Merci à Pierre-Jean Llorens pour le partage de cet article qui n'engage que son auteur ; le sujet est intéressant c'est pourquoi cet article est inséré sur le site.

En passant une centaine de commandes, des chercheurs de deux universités américaines et d'une université européenne ont cherché à savoir comment procèdent les spammers, comment ils gagnent de l'argent et à quels maillons essentiels ils font appel. Principale conclusion : la solution au spam pourrait se trouver au sein des banques.

Le spam et une véritable plaie, il n'est plus nécessaire de l'expliquer à personne. On estime aujourd'hui que 200 milliards (!) de messages non sollicités sont désormais envoyés chaque jour, et seul le fonctionnement relativement efficace des filtres

permet à l'e-mail de rester un moyen de communication à peu près utilisable.

 

Et pourtant :les e-mails qui polluent nos messageries sont encore beaucoup trop nombreux. De plus, tout message bloqué doit quand même être envoyé quelque part, de sorte que les meilleurs filtres n'empêchent pas qu'une énorme quantité de données inutiles sature peu à peu le net. De meilleures solutions s'imposent par conséquent, par exemple en s'attaquant aux spammers à la source.

Des milliards de mails, 45 entreprises

Les chercheurs de deux universités californiennes et de l'université de Budapest ont dès lors analysé la chaîne logistique qui se cache derrière ce énième mail faisant la promotion du Viagra ou de logiciels bon marché. Il en ressort d'abord que deux intermédiaires séparent les expéditeurs des mails des fabricants proprement dits. Entre les deux, on trouve des réseaux affiliés  qui font office de revendeurs et empochent bien entendu une partie de l'argent. A ce propos, il faut savoir que le spammer s'approprie généralement entre 30 à 50% du prix total.

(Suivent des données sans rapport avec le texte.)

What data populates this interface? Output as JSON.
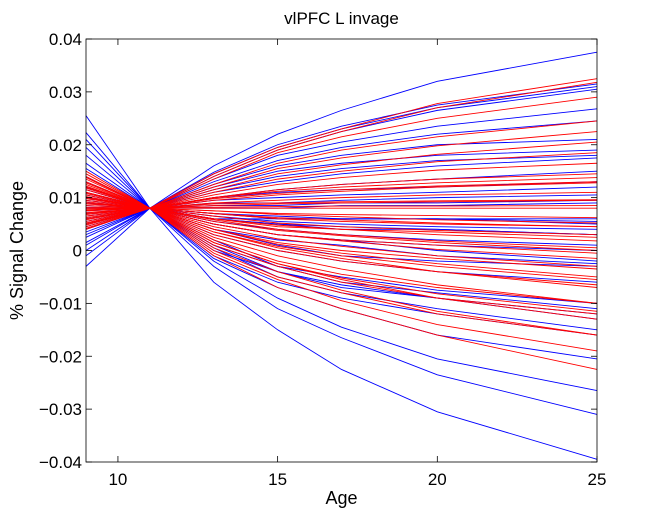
{
  "chart_data": {
    "type": "line",
    "title": "vlPFC L invage",
    "xlabel": "Age",
    "ylabel": "% Signal Change",
    "xlim": [
      9,
      25
    ],
    "ylim": [
      -0.04,
      0.04
    ],
    "xticks": [
      10,
      15,
      20,
      25
    ],
    "yticks": [
      -0.04,
      -0.03,
      -0.02,
      -0.01,
      0,
      0.01,
      0.02,
      0.03,
      0.04
    ],
    "xtick_labels": [
      "10",
      "15",
      "20",
      "25"
    ],
    "ytick_labels": [
      "−0.04",
      "−0.03",
      "−0.02",
      "−0.01",
      "0",
      "0.01",
      "0.02",
      "0.03",
      "0.04"
    ],
    "grid": false,
    "x": [
      9,
      11,
      13,
      15,
      17,
      20,
      25
    ],
    "pivot": {
      "x": 11,
      "y": 0.008
    },
    "colors": {
      "blue": "#0000ff",
      "red": "#ff0000"
    },
    "series": [
      {
        "color": "blue",
        "values": [
          0.0255,
          0.008,
          0.006,
          0.006,
          0.006,
          0.006,
          0.006
        ]
      },
      {
        "color": "blue",
        "values": [
          0.0223,
          0.008,
          0.001,
          -0.004,
          -0.007,
          -0.009,
          -0.012
        ]
      },
      {
        "color": "blue",
        "values": [
          0.021,
          0.008,
          0.004,
          0.001,
          -0.001,
          -0.002,
          -0.003
        ]
      },
      {
        "color": "blue",
        "values": [
          0.0195,
          0.008,
          0.002,
          -0.003,
          -0.006,
          -0.008,
          -0.011
        ]
      },
      {
        "color": "blue",
        "values": [
          0.018,
          0.008,
          0.003,
          0.0,
          -0.002,
          -0.004,
          -0.006
        ]
      },
      {
        "color": "blue",
        "values": [
          0.0165,
          0.008,
          -0.001,
          -0.006,
          -0.009,
          -0.012,
          -0.016
        ]
      },
      {
        "color": "blue",
        "values": [
          0.0155,
          0.008,
          0.005,
          0.003,
          0.002,
          0.001,
          0.0
        ]
      },
      {
        "color": "blue",
        "values": [
          0.014,
          0.008,
          -0.006,
          -0.015,
          -0.0225,
          -0.0305,
          -0.0395
        ]
      },
      {
        "color": "blue",
        "values": [
          0.013,
          0.008,
          -0.003,
          -0.011,
          -0.0165,
          -0.0235,
          -0.031
        ]
      },
      {
        "color": "blue",
        "values": [
          0.012,
          0.008,
          -0.002,
          -0.009,
          -0.0145,
          -0.0205,
          -0.0265
        ]
      },
      {
        "color": "blue",
        "values": [
          0.0115,
          0.008,
          0.006,
          0.005,
          0.004,
          0.004,
          0.003
        ]
      },
      {
        "color": "blue",
        "values": [
          0.011,
          0.008,
          -0.0015,
          -0.007,
          -0.011,
          -0.016,
          -0.0205
        ]
      },
      {
        "color": "blue",
        "values": [
          0.0105,
          0.008,
          0.007,
          0.006,
          0.006,
          0.006,
          0.005
        ]
      },
      {
        "color": "blue",
        "values": [
          0.01,
          0.008,
          0.0,
          -0.004,
          -0.0065,
          -0.009,
          -0.013
        ]
      },
      {
        "color": "blue",
        "values": [
          0.0095,
          0.008,
          0.008,
          0.008,
          0.0085,
          0.0085,
          0.009
        ]
      },
      {
        "color": "blue",
        "values": [
          0.009,
          0.008,
          0.001,
          -0.003,
          -0.005,
          -0.0075,
          -0.01
        ]
      },
      {
        "color": "blue",
        "values": [
          0.0085,
          0.008,
          0.009,
          0.009,
          0.0095,
          0.01,
          0.0105
        ]
      },
      {
        "color": "blue",
        "values": [
          0.008,
          0.008,
          0.004,
          0.002,
          0.001,
          -0.001,
          -0.0025
        ]
      },
      {
        "color": "blue",
        "values": [
          0.0075,
          0.008,
          0.0095,
          0.01,
          0.0105,
          0.011,
          0.012
        ]
      },
      {
        "color": "blue",
        "values": [
          0.007,
          0.008,
          0.01,
          0.0115,
          0.0125,
          0.0135,
          0.015
        ]
      },
      {
        "color": "blue",
        "values": [
          0.0065,
          0.008,
          0.006,
          0.005,
          0.0045,
          0.004,
          0.003
        ]
      },
      {
        "color": "blue",
        "values": [
          0.006,
          0.008,
          0.011,
          0.013,
          0.0145,
          0.016,
          0.0175
        ]
      },
      {
        "color": "blue",
        "values": [
          0.0055,
          0.008,
          0.012,
          0.015,
          0.0165,
          0.018,
          0.019
        ]
      },
      {
        "color": "blue",
        "values": [
          0.005,
          0.008,
          0.007,
          0.0065,
          0.006,
          0.006,
          0.0055
        ]
      },
      {
        "color": "blue",
        "values": [
          0.0045,
          0.008,
          0.013,
          0.017,
          0.0195,
          0.022,
          0.0245
        ]
      },
      {
        "color": "blue",
        "values": [
          0.004,
          0.008,
          0.0135,
          0.018,
          0.0205,
          0.0235,
          0.0268
        ]
      },
      {
        "color": "blue",
        "values": [
          0.0035,
          0.008,
          0.014,
          0.019,
          0.0225,
          0.0265,
          0.0305
        ]
      },
      {
        "color": "blue",
        "values": [
          0.003,
          0.008,
          0.0145,
          0.0195,
          0.023,
          0.027,
          0.031
        ]
      },
      {
        "color": "blue",
        "values": [
          0.0025,
          0.008,
          0.0148,
          0.02,
          0.0235,
          0.0275,
          0.0315
        ]
      },
      {
        "color": "blue",
        "values": [
          0.0015,
          0.008,
          0.016,
          0.022,
          0.0265,
          0.032,
          0.0375
        ]
      },
      {
        "color": "blue",
        "values": [
          0.001,
          0.008,
          0.005,
          0.003,
          0.002,
          0.0,
          -0.002
        ]
      },
      {
        "color": "blue",
        "values": [
          0.0,
          0.008,
          0.01,
          0.011,
          0.0115,
          0.012,
          0.013
        ]
      },
      {
        "color": "blue",
        "values": [
          -0.001,
          0.008,
          0.0115,
          0.014,
          0.0155,
          0.017,
          0.018
        ]
      },
      {
        "color": "blue",
        "values": [
          -0.003,
          0.008,
          0.0125,
          0.016,
          0.018,
          0.02,
          0.021
        ]
      },
      {
        "color": "blue",
        "values": [
          0.01,
          0.008,
          0.0055,
          0.004,
          0.003,
          0.002,
          0.001
        ]
      },
      {
        "color": "blue",
        "values": [
          0.012,
          0.008,
          0.0005,
          -0.005,
          -0.008,
          -0.011,
          -0.015
        ]
      },
      {
        "color": "blue",
        "values": [
          0.009,
          0.008,
          0.0065,
          0.0055,
          0.005,
          0.0045,
          0.004
        ]
      },
      {
        "color": "blue",
        "values": [
          0.008,
          0.008,
          0.0085,
          0.0085,
          0.009,
          0.009,
          0.0095
        ]
      },
      {
        "color": "red",
        "values": [
          0.015,
          0.008,
          0.0,
          -0.005,
          -0.008,
          -0.012,
          -0.016
        ]
      },
      {
        "color": "red",
        "values": [
          0.0145,
          0.008,
          -0.001,
          -0.007,
          -0.011,
          -0.016,
          -0.0225
        ]
      },
      {
        "color": "red",
        "values": [
          0.014,
          0.008,
          0.001,
          -0.003,
          -0.006,
          -0.009,
          -0.012
        ]
      },
      {
        "color": "red",
        "values": [
          0.0135,
          0.008,
          0.002,
          -0.002,
          -0.0045,
          -0.007,
          -0.01
        ]
      },
      {
        "color": "red",
        "values": [
          0.013,
          0.008,
          0.003,
          0.0,
          -0.002,
          -0.004,
          -0.0065
        ]
      },
      {
        "color": "red",
        "values": [
          0.0125,
          0.008,
          0.004,
          0.0015,
          0.0,
          -0.0015,
          -0.0035
        ]
      },
      {
        "color": "red",
        "values": [
          0.012,
          0.008,
          0.005,
          0.003,
          0.002,
          0.001,
          -0.0005
        ]
      },
      {
        "color": "red",
        "values": [
          0.0115,
          0.008,
          0.006,
          0.0045,
          0.004,
          0.0035,
          0.0025
        ]
      },
      {
        "color": "red",
        "values": [
          0.011,
          0.008,
          0.007,
          0.006,
          0.0055,
          0.005,
          0.0045
        ]
      },
      {
        "color": "red",
        "values": [
          0.0108,
          0.008,
          0.0075,
          0.007,
          0.0068,
          0.0066,
          0.0062
        ]
      },
      {
        "color": "red",
        "values": [
          0.0105,
          0.008,
          0.008,
          0.008,
          0.008,
          0.008,
          0.008
        ]
      },
      {
        "color": "red",
        "values": [
          0.0102,
          0.008,
          0.0085,
          0.0088,
          0.009,
          0.0092,
          0.0095
        ]
      },
      {
        "color": "red",
        "values": [
          0.01,
          0.008,
          0.009,
          0.0095,
          0.01,
          0.0105,
          0.011
        ]
      },
      {
        "color": "red",
        "values": [
          0.0098,
          0.008,
          0.0095,
          0.0105,
          0.0112,
          0.012,
          0.0128
        ]
      },
      {
        "color": "red",
        "values": [
          0.0095,
          0.008,
          0.01,
          0.0115,
          0.0125,
          0.0135,
          0.0145
        ]
      },
      {
        "color": "red",
        "values": [
          0.0092,
          0.008,
          0.0105,
          0.0125,
          0.0138,
          0.0152,
          0.0165
        ]
      },
      {
        "color": "red",
        "values": [
          0.009,
          0.008,
          0.011,
          0.0135,
          0.015,
          0.0168,
          0.0185
        ]
      },
      {
        "color": "red",
        "values": [
          0.0088,
          0.008,
          0.0115,
          0.0145,
          0.0162,
          0.0182,
          0.0205
        ]
      },
      {
        "color": "red",
        "values": [
          0.0085,
          0.008,
          0.012,
          0.0155,
          0.0175,
          0.0198,
          0.0225
        ]
      },
      {
        "color": "red",
        "values": [
          0.0082,
          0.008,
          0.0125,
          0.0165,
          0.019,
          0.0215,
          0.0245
        ]
      },
      {
        "color": "red",
        "values": [
          0.008,
          0.008,
          0.0135,
          0.0185,
          0.0215,
          0.025,
          0.029
        ]
      },
      {
        "color": "red",
        "values": [
          0.0078,
          0.008,
          0.0145,
          0.0195,
          0.023,
          0.0278,
          0.0325
        ]
      },
      {
        "color": "red",
        "values": [
          0.0076,
          0.008,
          0.014,
          0.019,
          0.0225,
          0.027,
          0.0318
        ]
      },
      {
        "color": "red",
        "values": [
          0.0075,
          0.008,
          0.007,
          0.0062,
          0.0058,
          0.0052,
          0.0045
        ]
      },
      {
        "color": "red",
        "values": [
          0.0072,
          0.008,
          0.006,
          0.0048,
          0.004,
          0.003,
          0.0018
        ]
      },
      {
        "color": "red",
        "values": [
          0.007,
          0.008,
          0.0055,
          0.0038,
          0.0028,
          0.0015,
          0.0
        ]
      },
      {
        "color": "red",
        "values": [
          0.0068,
          0.008,
          0.005,
          0.003,
          0.0018,
          0.0002,
          -0.0015
        ]
      },
      {
        "color": "red",
        "values": [
          0.0065,
          0.008,
          0.0045,
          0.0022,
          0.0008,
          -0.001,
          -0.003
        ]
      },
      {
        "color": "red",
        "values": [
          0.0062,
          0.008,
          0.004,
          0.0012,
          -0.0005,
          -0.0025,
          -0.005
        ]
      },
      {
        "color": "red",
        "values": [
          0.006,
          0.008,
          0.0035,
          0.0005,
          -0.0015,
          -0.004,
          -0.007
        ]
      },
      {
        "color": "red",
        "values": [
          0.0058,
          0.008,
          0.0025,
          -0.001,
          -0.0035,
          -0.0065,
          -0.01
        ]
      },
      {
        "color": "red",
        "values": [
          0.0055,
          0.008,
          0.0015,
          -0.0025,
          -0.0055,
          -0.009,
          -0.013
        ]
      },
      {
        "color": "red",
        "values": [
          0.0052,
          0.008,
          0.0005,
          -0.004,
          -0.0075,
          -0.0115,
          -0.016
        ]
      },
      {
        "color": "red",
        "values": [
          0.005,
          0.008,
          -0.0005,
          -0.0055,
          -0.0095,
          -0.014,
          -0.019
        ]
      },
      {
        "color": "red",
        "values": [
          0.0048,
          0.008,
          0.01,
          0.0112,
          0.012,
          0.0128,
          0.0138
        ]
      },
      {
        "color": "red",
        "values": [
          0.0045,
          0.008,
          0.0098,
          0.0108,
          0.0115,
          0.0122,
          0.013
        ]
      },
      {
        "color": "red",
        "values": [
          0.0042,
          0.008,
          0.0088,
          0.009,
          0.0092,
          0.0094,
          0.0096
        ]
      },
      {
        "color": "red",
        "values": [
          0.004,
          0.008,
          0.0082,
          0.0083,
          0.0084,
          0.0084,
          0.0085
        ]
      },
      {
        "color": "red",
        "values": [
          0.011,
          0.008,
          0.0075,
          0.0068,
          0.0064,
          0.0058,
          0.0052
        ]
      },
      {
        "color": "red",
        "values": [
          0.0118,
          0.008,
          0.0065,
          0.0052,
          0.0045,
          0.0038,
          0.003
        ]
      },
      {
        "color": "red",
        "values": [
          0.0122,
          0.008,
          0.0058,
          0.004,
          0.003,
          0.0018,
          0.0005
        ]
      },
      {
        "color": "red",
        "values": [
          0.0128,
          0.008,
          0.0035,
          0.0008,
          -0.001,
          -0.003,
          -0.0055
        ]
      },
      {
        "color": "red",
        "values": [
          0.0138,
          0.008,
          0.0015,
          -0.0025,
          -0.0052,
          -0.0082,
          -0.0115
        ]
      }
    ]
  }
}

Selon les chercheurs, on ne recense qu'environ 45 revendeurs actifs dans le monde, malgré les milliards de mails envoyés chaque jour. Il n'est cependant pas facile de s'attaquer à eux, non seulement parce qu'ils sont répartis dans le monde entier, mais aussi parce qu'on ne peut rien leur reprocher dans de nombreux pays. De même, il n'y a guère de sens à s'attaquer aux entreprises d'hébergement qui accueillent ces boutiques en ligne sur leurs serveurs. Non pas parce qu'elles pourraient aisément échapper aux poursuites, mais parce qu'il est bien trop facile pour les spammers de trouver un nouvel hôte. Le nombre de fournisseurs est presque illimité.

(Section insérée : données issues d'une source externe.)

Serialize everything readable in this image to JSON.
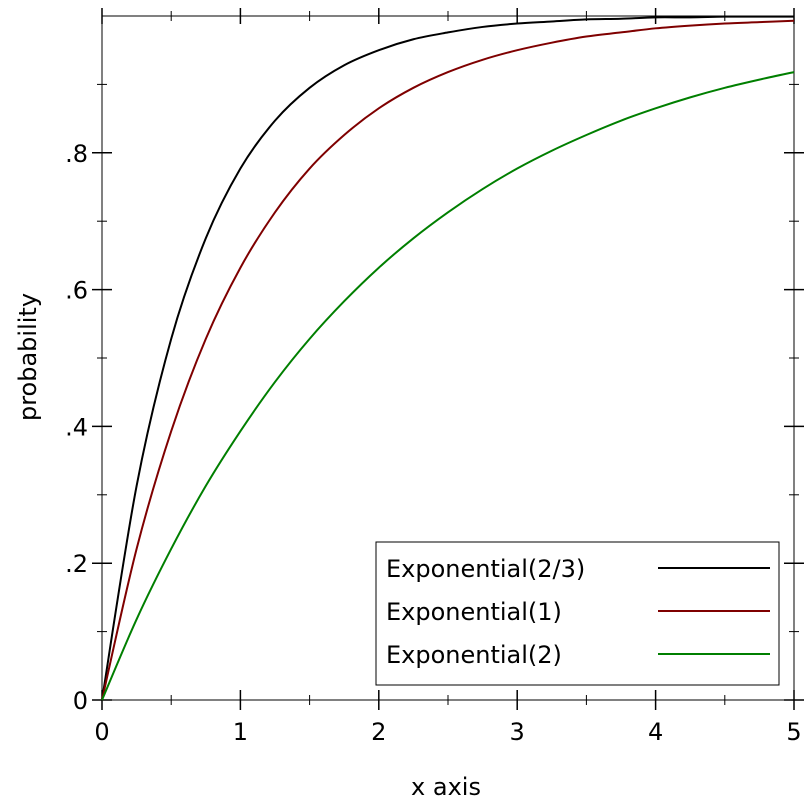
{
  "chart_data": {
    "type": "line",
    "xlabel": "x axis",
    "ylabel": "probability",
    "xlim": [
      0,
      5
    ],
    "ylim": [
      0,
      1
    ],
    "x_ticks": [
      {
        "value": 0,
        "label": "0"
      },
      {
        "value": 1,
        "label": "1"
      },
      {
        "value": 2,
        "label": "2"
      },
      {
        "value": 3,
        "label": "3"
      },
      {
        "value": 4,
        "label": "4"
      },
      {
        "value": 5,
        "label": "5"
      }
    ],
    "y_ticks": [
      {
        "value": 0,
        "label": "0"
      },
      {
        "value": 0.2,
        "label": ".2"
      },
      {
        "value": 0.4,
        "label": ".4"
      },
      {
        "value": 0.6,
        "label": ".6"
      },
      {
        "value": 0.8,
        "label": ".8"
      }
    ],
    "grid": false,
    "legend_position": "bottom-right",
    "x": [
      0,
      0.25,
      0.5,
      0.75,
      1,
      1.25,
      1.5,
      1.75,
      2,
      2.25,
      2.5,
      2.75,
      3,
      3.25,
      3.5,
      3.75,
      4,
      4.25,
      4.5,
      4.75,
      5
    ],
    "series": [
      {
        "name": "Exponential(2/3)",
        "color": "#000000",
        "values": [
          0,
          0.313,
          0.528,
          0.675,
          0.777,
          0.847,
          0.895,
          0.928,
          0.95,
          0.966,
          0.976,
          0.984,
          0.989,
          0.992,
          0.995,
          0.996,
          0.998,
          0.998,
          0.999,
          0.999,
          0.999
        ]
      },
      {
        "name": "Exponential(1)",
        "color": "#7f0000",
        "values": [
          0,
          0.221,
          0.393,
          0.528,
          0.632,
          0.713,
          0.777,
          0.826,
          0.865,
          0.895,
          0.918,
          0.936,
          0.95,
          0.961,
          0.97,
          0.976,
          0.982,
          0.986,
          0.989,
          0.991,
          0.993
        ]
      },
      {
        "name": "Exponential(2)",
        "color": "#007f00",
        "values": [
          0,
          0.118,
          0.221,
          0.313,
          0.393,
          0.465,
          0.528,
          0.583,
          0.632,
          0.675,
          0.713,
          0.747,
          0.777,
          0.803,
          0.826,
          0.847,
          0.865,
          0.881,
          0.895,
          0.907,
          0.918
        ]
      }
    ]
  }
}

Azerbaïdjan, Caraïbes et... Norvège

Dans cette quête de goulots d'étranglement susceptibles d'être coupés, on en arrive rapidement aux banques. Les chercheurs ont réalisé, comme on l'a dit, plus de 100 achats : les sociétés de cartes de crédit en ont accepté 76 dans un premier temps, alors qu'un deuxième contrôle de sécurité a ramené ce nombre à 56. Sur ces 56 commandes acceptées, 49 ont effectivement été livrées : la probabilité qu'un spammer vous escroque complètement est donc étonnamment réduite.

Sur ces 56 transactions réussies, plus de 95% ont été exécutés par seulement trois banques et 60% par la plus populaire d'entre elles. Il s'agit de l'Azerigazbank(Azerbaïdjan), de la St Kitts&Nevis Anguilla National Bank (une banque basée à Saint-Kitts-et-Nevis, une petite île des Caraïbes) et de la banque lettone DnB Nord.

Cette dernière banque est désormais la propriété du groupe norvégien DnB NOR, lequel s'est empressé de déclarer sur Twitter qu'elle avait hérité d'un client « engagé dans des activités de spamming » lors de l'acquisition d'une banque lettone, mais l'avait immédiatement exclu.

Naturellement, il ne faut pas attendre de miracle de cette approche : quelques coups de téléphone ne suffiront pas pour assécher financièrement les spammers. Mais comme les chercheurs l'expliquent : il leur sera bien plus difficile de trouver une nouvelle banque que de mettre sur pied un nouveau site Web. Si nous voulons vraiment nous attaquer aux spams, la seule solution réaliste est donc de s'attaquer à une poignée de banques.